Экран 1. В деревне Нгаинга в Манипуре молодая девушка Луингамла была застрелена при попытке сопротивления индийскому солдату, который пытался изнасиловать ее в собственном доме. Видео показывает ее мать в том же доме, сидящую в той же позе, что и дочь, когда пришел солдат. В память о девушке мать соткала саронг, который неустанно носят многие жители деревни: она хотела вплести в ткань каждый аспект преступления и сделать его настолько красивым, насколько могла, чтобы он сам по себе стал сильным символом. Его дизайн и узоры символизируют храбрость Луингамлы, а также аспекты судебного дела и борьбы за справедливость, которая длилась годами. Голос Канвара обращается напрямую к героине: «Мама, расскажи историю своей маленькой девочки. И как она вплелась в фактуру твоего платья?».
Мать отвечает: «Сначала я подумал о цветах. Сделать это [саронг] черным или красным? Хотя она [дочь] боялась, она была очень смелой… Поэтому я выбираю красный цвет… Линии, похожие на зубцы, – это женский гребень. Он олицетворяет красоту и достоинство женщин, а также является символом защиты. После ее смерти начался процесс. Он длился четыре года. Свидетелей перевозили вверх и вниз между судами. Я сделала этот дизайн, чтобы показать это путешествие. Этот дизайн туда и обратно означает человека, ищущего справедливости… Все работали вместе. Группы женщин Тангхул и другие организации. Две пунктирные зигзагообразные линии символизируют дотошных муравьев. Колеблющихся и движущихся вместе в борьбе за справедливость… Я сделала это [саронг] в 1990 году. Сегодня его носят во многих местах. Видеть, как люди носят его в память о ней, делает меня счастливой».
В конце видео члены семьи в тишине собираются вокруг могилы Луингамлы.
Экран 2. В Унгме в Нагаленде 24 февраля 1957 года представители индийской армии провели Мангьянгкоклу обнаженной по главной улице в деревенскую церковь, а затем насиловали в течение трех недель в армейском лагере. Она рассказала эту историю в память о всех жертвах, у которых не было возможности свидетельствовать о преступлениях. Взаимодействие с художником оказалось для героини освобождающим. Голос Канвара поясняет: «Она объяснила все эти ужасные подробности, которые я не хотел записывать, но она попросила меня это сделать. Она сказала: “Все эти годы я носила это в своей голове, преследуемая этим, видя это снова и снова во снах. Теперь, сегодня, вы забрали это у меня, я могу умереть спокойно».
В 1971 году Горная дивизия индийской армии прибыла в деревню Янгкели, Нагаленд, потому что жители деревни поддержали мятеж нага против индийского государства. Они оставались там шесть дней и изнасиловали и женщин, и детей, включая умственно отсталую девочку. Госпожа Нзано все еще жива, но была беременна и потеряла ребенка.
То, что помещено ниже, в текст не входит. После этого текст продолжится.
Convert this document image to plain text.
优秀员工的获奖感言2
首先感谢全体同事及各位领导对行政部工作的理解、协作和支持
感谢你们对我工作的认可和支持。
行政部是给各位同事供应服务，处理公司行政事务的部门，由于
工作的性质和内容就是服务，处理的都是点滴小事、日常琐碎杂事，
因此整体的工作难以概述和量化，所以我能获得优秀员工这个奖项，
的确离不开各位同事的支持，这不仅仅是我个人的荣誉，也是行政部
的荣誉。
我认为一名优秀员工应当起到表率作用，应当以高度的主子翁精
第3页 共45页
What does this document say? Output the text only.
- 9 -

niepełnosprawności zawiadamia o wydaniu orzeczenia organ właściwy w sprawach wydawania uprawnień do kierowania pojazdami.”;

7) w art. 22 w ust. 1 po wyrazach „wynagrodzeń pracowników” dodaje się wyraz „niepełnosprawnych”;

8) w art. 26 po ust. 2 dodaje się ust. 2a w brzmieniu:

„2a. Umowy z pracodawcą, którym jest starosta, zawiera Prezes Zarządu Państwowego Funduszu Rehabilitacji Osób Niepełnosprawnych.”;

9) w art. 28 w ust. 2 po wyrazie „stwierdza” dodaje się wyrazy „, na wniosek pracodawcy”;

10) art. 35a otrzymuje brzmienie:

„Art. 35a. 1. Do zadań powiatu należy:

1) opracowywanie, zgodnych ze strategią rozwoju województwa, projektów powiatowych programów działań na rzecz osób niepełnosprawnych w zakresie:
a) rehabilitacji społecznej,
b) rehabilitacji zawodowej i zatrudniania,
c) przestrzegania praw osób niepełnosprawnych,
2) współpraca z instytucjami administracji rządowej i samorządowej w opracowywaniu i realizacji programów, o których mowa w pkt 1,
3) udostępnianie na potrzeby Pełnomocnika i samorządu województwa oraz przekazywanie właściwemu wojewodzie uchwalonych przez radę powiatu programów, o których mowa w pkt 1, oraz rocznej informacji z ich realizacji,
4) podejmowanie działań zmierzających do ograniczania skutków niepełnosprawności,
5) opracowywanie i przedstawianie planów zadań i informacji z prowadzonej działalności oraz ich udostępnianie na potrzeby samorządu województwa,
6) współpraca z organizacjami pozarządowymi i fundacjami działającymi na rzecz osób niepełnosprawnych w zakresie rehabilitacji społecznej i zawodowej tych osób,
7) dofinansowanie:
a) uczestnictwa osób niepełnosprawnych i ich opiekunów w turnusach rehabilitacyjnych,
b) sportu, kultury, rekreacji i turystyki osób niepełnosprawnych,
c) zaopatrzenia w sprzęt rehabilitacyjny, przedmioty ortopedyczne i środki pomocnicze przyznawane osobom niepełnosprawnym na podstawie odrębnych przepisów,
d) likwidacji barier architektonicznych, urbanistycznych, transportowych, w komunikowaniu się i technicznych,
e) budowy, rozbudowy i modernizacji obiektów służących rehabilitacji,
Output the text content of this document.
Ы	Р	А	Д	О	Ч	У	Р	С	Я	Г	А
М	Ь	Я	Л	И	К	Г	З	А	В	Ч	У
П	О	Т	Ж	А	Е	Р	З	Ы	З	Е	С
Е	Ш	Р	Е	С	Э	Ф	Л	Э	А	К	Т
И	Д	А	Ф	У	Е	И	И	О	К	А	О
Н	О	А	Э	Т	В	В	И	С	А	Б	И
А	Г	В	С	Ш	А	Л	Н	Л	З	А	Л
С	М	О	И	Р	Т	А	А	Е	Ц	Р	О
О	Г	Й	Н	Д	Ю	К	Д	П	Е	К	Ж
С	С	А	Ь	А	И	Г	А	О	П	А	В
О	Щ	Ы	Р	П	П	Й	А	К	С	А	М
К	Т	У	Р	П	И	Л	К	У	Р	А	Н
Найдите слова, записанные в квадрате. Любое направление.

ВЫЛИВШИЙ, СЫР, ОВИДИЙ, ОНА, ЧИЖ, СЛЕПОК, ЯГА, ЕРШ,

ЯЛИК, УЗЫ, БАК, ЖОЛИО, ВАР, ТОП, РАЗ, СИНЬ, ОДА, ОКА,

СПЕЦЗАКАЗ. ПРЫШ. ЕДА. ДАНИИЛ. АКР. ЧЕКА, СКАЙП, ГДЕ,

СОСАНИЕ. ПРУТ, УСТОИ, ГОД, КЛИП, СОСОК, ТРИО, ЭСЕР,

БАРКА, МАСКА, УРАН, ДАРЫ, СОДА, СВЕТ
В кадре появляются крупные планы апельсинового дерева и дерева с ярко-красными листьями, которые стали свидетелями жестокого сексуального насилия.
Экран 3: Свидетельства о разделе Индии, когда было похищено около 75 000 женщин, написаны на изображениях богато украшенной колониально-индийской архитектуры Пенджаба и города Амритсар. Жертвы рассказывают, как индуистские семьи соглашались сжечь своих дочерей заживо, чтобы их не изнасиловали мусульмане, в то время как мусульманские семьи говорили своим дочерям «когда придут сикхи, убей себя» (в Пенджабе старейшины-мусульмане поощряли молодых женщин совершать самоубийства в колодцах, чтобы не «опорочить» семьи изнасилованиями). История семнадцатилетней девушки повествует, как брат и муж пытались задушить ее, чтобы избежать социальных последствий изнасилования: «Она решила покончить с собой. Но как умереть? Она попросила веревку. Но где ее взять? Ее брат и муж достали шарф и решили задушить ее им. Несмотря на попытки задушить ее всю ночь, она выжила. Они приходили в ярость». «Каждый день я надевала новую одежду и украшения. Я наряжалась и затем звала своих друзей. Я все равно умру, так какое это имело значение?».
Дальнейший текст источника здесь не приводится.